Marine Reuben Nicholls, an Assault Engineer, was taken prisoner by Chinese forces in the Korean War in 1950. On New Years Day 1951 he wrote a letter to his parents. That was the last they heard from him. Over the next three years correspondence from Government Departments variously indicated that he was alive, dead, and died on this or that date.
After the Armistice in 1953, he was the only Royal Marine in 41 Independent Commando, originally a body of about 240 men, to be unaccounted for. In 1954 his family received a letter saying that he would be classified as missing and presumed dead as of May 31st 1951. That remained the case for almost another 60 years, when extensive research in the UK and USA by his nephew, RMA Associate member Mike Nicholls, finally revealed his demise.
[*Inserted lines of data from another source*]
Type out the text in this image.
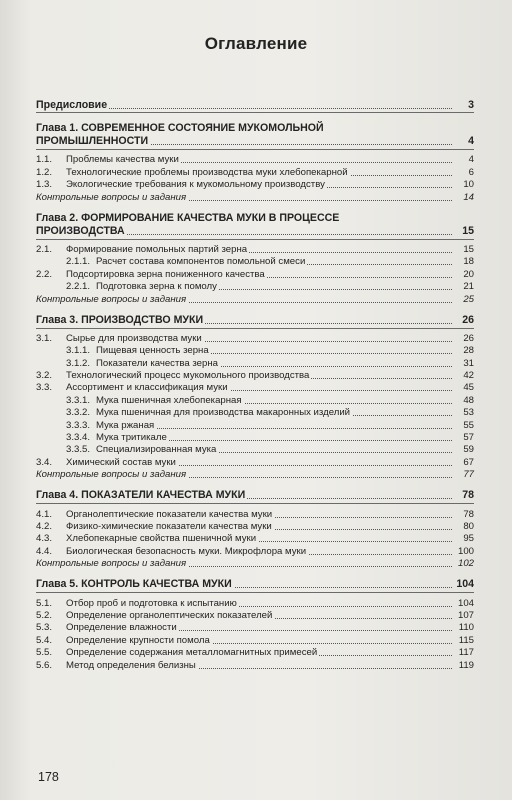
Оглавление
Предисловие	3
Глава 1. СОВРЕМЕННОЕ СОСТОЯНИЕ МУКОМОЛЬНОЙ
ПРОМЫШЛЕННОСТИ	4
1.1.	Проблемы качества муки	4
1.2.	Технологические проблемы производства муки хлебопекарной	6
1.3.	Экологические требования к мукомольному производству	10
Контрольные вопросы и задания	14
Глава 2. ФОРМИРОВАНИЕ КАЧЕСТВА МУКИ В ПРОЦЕССЕ
ПРОИЗВОДСТВА	15
2.1.	Формирование помольных партий зерна	15
2.1.1. Расчет состава компонентов помольной смеси	18
2.2.	Подсортировка зерна пониженного качества	20
2.2.1. Подготовка зерна к помолу	21
Контрольные вопросы и задания	25
Глава 3. ПРОИЗВОДСТВО МУКИ	26
3.1.	Сырье для производства муки	26
3.1.1. Пищевая ценность зерна	28
3.1.2. Показатели качества зерна	31
3.2.	Технологический процесс мукомольного производства	42
3.3.	Ассортимент и классификация муки	45
3.3.1. Мука пшеничная хлебопекарная	48
3.3.2. Мука пшеничная для производства макаронных изделий	53
3.3.3. Мука ржаная	55
3.3.4. Мука тритикале	57
3.3.5. Специализированная мука	59
3.4.	Химический состав муки	67
Контрольные вопросы и задания	77
Глава 4. ПОКАЗАТЕЛИ КАЧЕСТВА МУКИ	78
4.1.	Органолептические показатели качества муки	78
4.2.	Физико-химические показатели качества муки	80
4.3.	Хлебопекарные свойства пшеничной муки	95
4.4.	Биологическая безопасность муки. Микрофлора муки	100
Контрольные вопросы и задания	102
Глава 5. КОНТРОЛЬ КАЧЕСТВА МУКИ	104
5.1.	Отбор проб и подготовка к испытанию	104
5.2.	Определение органолептических показателей	107
5.3.	Определение влажности	110
5.4.	Определение крупности помола	115
5.5.	Определение содержания металломагнитных примесей	117
5.6.	Метод определения белизны	119
178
During that period Reuben’s parents and five siblings all passed away not knowing his fate, and distraught that there had been no further efforts to find him.
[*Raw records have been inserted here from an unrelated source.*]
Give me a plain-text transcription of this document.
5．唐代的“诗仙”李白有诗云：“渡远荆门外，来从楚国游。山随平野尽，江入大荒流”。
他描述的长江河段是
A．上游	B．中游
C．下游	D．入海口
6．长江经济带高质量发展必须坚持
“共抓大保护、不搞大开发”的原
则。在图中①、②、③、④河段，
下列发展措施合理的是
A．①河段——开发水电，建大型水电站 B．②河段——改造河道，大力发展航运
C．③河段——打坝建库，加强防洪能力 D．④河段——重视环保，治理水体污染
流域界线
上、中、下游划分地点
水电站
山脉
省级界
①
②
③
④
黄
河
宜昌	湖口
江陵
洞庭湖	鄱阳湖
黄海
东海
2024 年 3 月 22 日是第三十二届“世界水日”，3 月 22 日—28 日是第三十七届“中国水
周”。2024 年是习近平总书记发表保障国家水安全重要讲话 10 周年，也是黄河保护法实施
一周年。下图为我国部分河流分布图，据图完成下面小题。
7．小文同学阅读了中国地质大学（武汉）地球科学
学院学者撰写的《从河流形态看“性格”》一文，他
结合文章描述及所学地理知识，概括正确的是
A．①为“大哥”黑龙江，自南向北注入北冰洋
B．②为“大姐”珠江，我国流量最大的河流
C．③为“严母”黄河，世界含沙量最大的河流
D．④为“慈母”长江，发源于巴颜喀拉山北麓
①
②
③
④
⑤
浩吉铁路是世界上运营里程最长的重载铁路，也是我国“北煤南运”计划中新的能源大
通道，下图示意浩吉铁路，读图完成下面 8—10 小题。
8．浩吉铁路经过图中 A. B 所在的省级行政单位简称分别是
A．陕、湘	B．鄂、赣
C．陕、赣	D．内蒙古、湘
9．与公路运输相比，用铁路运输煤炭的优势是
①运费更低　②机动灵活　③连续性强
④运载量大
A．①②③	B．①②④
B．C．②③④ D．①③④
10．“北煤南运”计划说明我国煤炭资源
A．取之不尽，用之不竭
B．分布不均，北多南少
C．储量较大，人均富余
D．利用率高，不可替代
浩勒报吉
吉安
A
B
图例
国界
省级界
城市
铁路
In recognition of Reuben paying the ultimate sacrifice whilst trying to escape, and to further recognize the debt of gratitude to Reuben’s family, Mike was recently granted the award of the Elizabeth Cross. It was presented privately, at this year’s Mountbatten Festival of Music, by HRH The Princess Royal, in the company of the First Sea Lord, the Commandant General of the Royal Marines, and the Lord Lieutenant of Greater London.